You bet there are and you likely know of some.
Things like strike pay, workers’ comp benefits, welfare and social service assistance (reported but with an off-setting deduction) are tax free.
Others are sexier like lottery and gambling winnings, game show prizes, and of course cash gifts from family and friends.
Government grants mostly are tax free but not all, especially business grants, so when it comes to tax preparation, research the taxable status of any grant received.
Perhaps the greatest opportunity for tax fee income often overlooked by the vast majority of people is the capital gain realized upon the sale of a principal residence … a truly Canadian feature.
This has proven very lucrative so much so that Canada Revenue Agency (CRA) has clearly defined what constitutes a principal residence and established rules surrounding the buy/sell of it.

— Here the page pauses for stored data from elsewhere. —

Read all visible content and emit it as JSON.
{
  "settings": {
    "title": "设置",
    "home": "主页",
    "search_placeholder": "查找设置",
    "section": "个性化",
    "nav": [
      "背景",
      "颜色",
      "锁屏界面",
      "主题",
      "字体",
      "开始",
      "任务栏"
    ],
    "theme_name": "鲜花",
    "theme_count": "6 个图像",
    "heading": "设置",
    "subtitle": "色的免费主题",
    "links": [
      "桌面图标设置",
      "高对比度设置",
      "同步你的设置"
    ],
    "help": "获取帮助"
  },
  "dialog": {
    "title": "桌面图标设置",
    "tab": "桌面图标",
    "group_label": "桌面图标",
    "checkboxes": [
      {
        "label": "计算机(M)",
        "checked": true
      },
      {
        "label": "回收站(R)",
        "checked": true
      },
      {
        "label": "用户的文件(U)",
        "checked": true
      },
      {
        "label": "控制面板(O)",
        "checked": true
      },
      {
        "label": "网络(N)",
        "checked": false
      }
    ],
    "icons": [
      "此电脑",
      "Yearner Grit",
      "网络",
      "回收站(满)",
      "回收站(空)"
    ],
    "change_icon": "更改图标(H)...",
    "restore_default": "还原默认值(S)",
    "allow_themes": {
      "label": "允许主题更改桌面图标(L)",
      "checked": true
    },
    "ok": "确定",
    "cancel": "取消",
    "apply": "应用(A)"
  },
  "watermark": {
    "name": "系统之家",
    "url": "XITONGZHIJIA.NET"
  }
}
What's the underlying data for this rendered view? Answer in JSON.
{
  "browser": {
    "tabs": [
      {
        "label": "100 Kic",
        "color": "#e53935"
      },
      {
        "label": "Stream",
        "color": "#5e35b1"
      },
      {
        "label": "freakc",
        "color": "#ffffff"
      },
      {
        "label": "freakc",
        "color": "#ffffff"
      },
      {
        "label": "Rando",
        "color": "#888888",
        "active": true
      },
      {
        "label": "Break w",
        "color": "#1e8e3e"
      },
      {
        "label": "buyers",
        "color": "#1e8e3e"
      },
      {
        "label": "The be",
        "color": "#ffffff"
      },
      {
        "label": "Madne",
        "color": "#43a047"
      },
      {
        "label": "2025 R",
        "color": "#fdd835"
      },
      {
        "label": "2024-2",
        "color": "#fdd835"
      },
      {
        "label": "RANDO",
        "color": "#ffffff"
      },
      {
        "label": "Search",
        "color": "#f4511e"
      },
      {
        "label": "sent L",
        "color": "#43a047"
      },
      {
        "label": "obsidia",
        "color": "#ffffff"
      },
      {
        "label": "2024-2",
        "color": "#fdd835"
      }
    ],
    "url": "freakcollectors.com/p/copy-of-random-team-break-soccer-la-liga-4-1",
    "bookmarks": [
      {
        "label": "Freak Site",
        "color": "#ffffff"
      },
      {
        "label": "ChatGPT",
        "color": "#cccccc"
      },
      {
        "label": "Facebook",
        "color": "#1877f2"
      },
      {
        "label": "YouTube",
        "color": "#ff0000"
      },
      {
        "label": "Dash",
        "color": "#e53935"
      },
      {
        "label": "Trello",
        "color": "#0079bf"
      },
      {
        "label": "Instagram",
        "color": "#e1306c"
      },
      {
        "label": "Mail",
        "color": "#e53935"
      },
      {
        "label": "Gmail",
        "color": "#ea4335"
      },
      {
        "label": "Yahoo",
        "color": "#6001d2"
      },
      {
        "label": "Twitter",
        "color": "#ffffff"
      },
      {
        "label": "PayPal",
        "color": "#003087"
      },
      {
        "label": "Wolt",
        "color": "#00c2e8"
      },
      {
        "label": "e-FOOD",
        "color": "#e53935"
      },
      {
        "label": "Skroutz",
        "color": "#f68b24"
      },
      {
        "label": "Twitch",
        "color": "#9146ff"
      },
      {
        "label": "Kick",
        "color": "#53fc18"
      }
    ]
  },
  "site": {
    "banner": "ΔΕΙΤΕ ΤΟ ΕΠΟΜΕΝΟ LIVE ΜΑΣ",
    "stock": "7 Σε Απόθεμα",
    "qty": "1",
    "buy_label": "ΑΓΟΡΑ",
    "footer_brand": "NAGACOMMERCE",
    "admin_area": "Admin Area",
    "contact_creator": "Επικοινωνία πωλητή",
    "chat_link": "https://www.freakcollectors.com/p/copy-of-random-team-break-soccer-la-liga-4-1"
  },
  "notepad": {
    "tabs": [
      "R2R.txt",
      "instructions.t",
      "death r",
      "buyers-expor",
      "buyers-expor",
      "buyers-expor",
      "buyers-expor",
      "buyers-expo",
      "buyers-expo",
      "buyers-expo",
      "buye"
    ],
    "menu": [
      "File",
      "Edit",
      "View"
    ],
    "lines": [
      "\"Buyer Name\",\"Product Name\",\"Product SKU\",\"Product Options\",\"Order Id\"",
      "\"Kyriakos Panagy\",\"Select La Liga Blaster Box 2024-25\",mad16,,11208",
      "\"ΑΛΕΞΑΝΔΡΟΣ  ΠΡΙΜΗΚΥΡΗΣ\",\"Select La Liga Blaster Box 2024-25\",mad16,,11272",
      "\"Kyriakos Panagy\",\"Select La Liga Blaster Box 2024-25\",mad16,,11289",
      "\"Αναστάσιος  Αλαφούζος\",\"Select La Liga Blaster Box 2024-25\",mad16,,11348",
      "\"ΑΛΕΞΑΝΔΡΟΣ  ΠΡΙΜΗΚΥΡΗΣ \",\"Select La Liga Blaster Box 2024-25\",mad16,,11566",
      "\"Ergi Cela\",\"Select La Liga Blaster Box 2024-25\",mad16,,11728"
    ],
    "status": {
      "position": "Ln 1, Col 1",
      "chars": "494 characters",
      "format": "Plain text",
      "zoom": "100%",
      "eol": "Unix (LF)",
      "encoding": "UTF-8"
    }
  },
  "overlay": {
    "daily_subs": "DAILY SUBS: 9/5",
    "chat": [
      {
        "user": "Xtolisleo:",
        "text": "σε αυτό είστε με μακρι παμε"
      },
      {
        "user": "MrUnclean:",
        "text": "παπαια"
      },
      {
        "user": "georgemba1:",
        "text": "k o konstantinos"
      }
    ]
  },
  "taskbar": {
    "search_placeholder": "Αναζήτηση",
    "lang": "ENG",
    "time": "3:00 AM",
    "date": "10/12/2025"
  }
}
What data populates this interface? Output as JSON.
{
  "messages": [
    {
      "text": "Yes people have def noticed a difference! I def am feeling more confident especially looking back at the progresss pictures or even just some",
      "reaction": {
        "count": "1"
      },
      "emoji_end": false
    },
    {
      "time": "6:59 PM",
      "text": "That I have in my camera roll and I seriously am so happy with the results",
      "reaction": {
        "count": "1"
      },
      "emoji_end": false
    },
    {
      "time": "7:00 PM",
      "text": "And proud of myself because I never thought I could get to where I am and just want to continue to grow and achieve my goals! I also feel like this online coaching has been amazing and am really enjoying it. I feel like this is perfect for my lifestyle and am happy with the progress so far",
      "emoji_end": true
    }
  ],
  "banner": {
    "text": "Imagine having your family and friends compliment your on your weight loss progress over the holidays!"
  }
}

Along the same line is the $750,000 lifetime capital gains exemption designed to encourage Canadians to invest in Canada. This is a topic in and of itself but suffice it to say, it’s a huge source of tax free income.
Compensation for personal injury, workplace emotional damages or human rights violations typically flow tax free to the recipient. An award from a former employer for breach of employment contract before it began is classified as non-taxable income.
In the case of a successful wrongful dismissal suit, if the settlement is structured in such a way as to identify an amount for personal pain and suffering, that portion will flow tax free.
The remainder is taxable as it represents earned income that was foregone due to the dismissal.
On this note, a word of caution about employer-employee settlements whether privately negotiated or court imposed, CRA may chose to review the settlement to determine its accounting of the fair amount beyond reimbursement for lost wages.
Other sources of tax free income may not be so well understood.
Often simply referred to as “benefits”, these tangible items and services are nonetheless tax free income flows.
In terms of work, an employer cannot give cash gifts to an employee but can reward with non-cash gifts to a maximum of $500 per year. Also, an employer can pay for uniforms, special clothing and safety footwear.
An employer can supply transportation to, and room and board for, a temporary or remote work site, and even provide transportation to a regular work place if the employer is not using a third party to deliver that service.
Perhaps two of the most attractive tax free income flows occur when an employer contributes to an employee’s registered pension plan or health services plan.
With this in mind, if it’s of no cost difference to an employer, it may be beneficial for an employee to receive some of the aforementioned “benefits” from an employer instead of, say, a company vehicle.
Without getting into the specifics of the taxable benefits associated with a company car, if there are other non-taxable benefits that an employee may find valuable, it would be worth having a conversation with an employer.
Even the use of a personal car with a mileage reimbursement following CRA rules may be more tax “free” than possessing a company car.
And you thought there was no free lunch.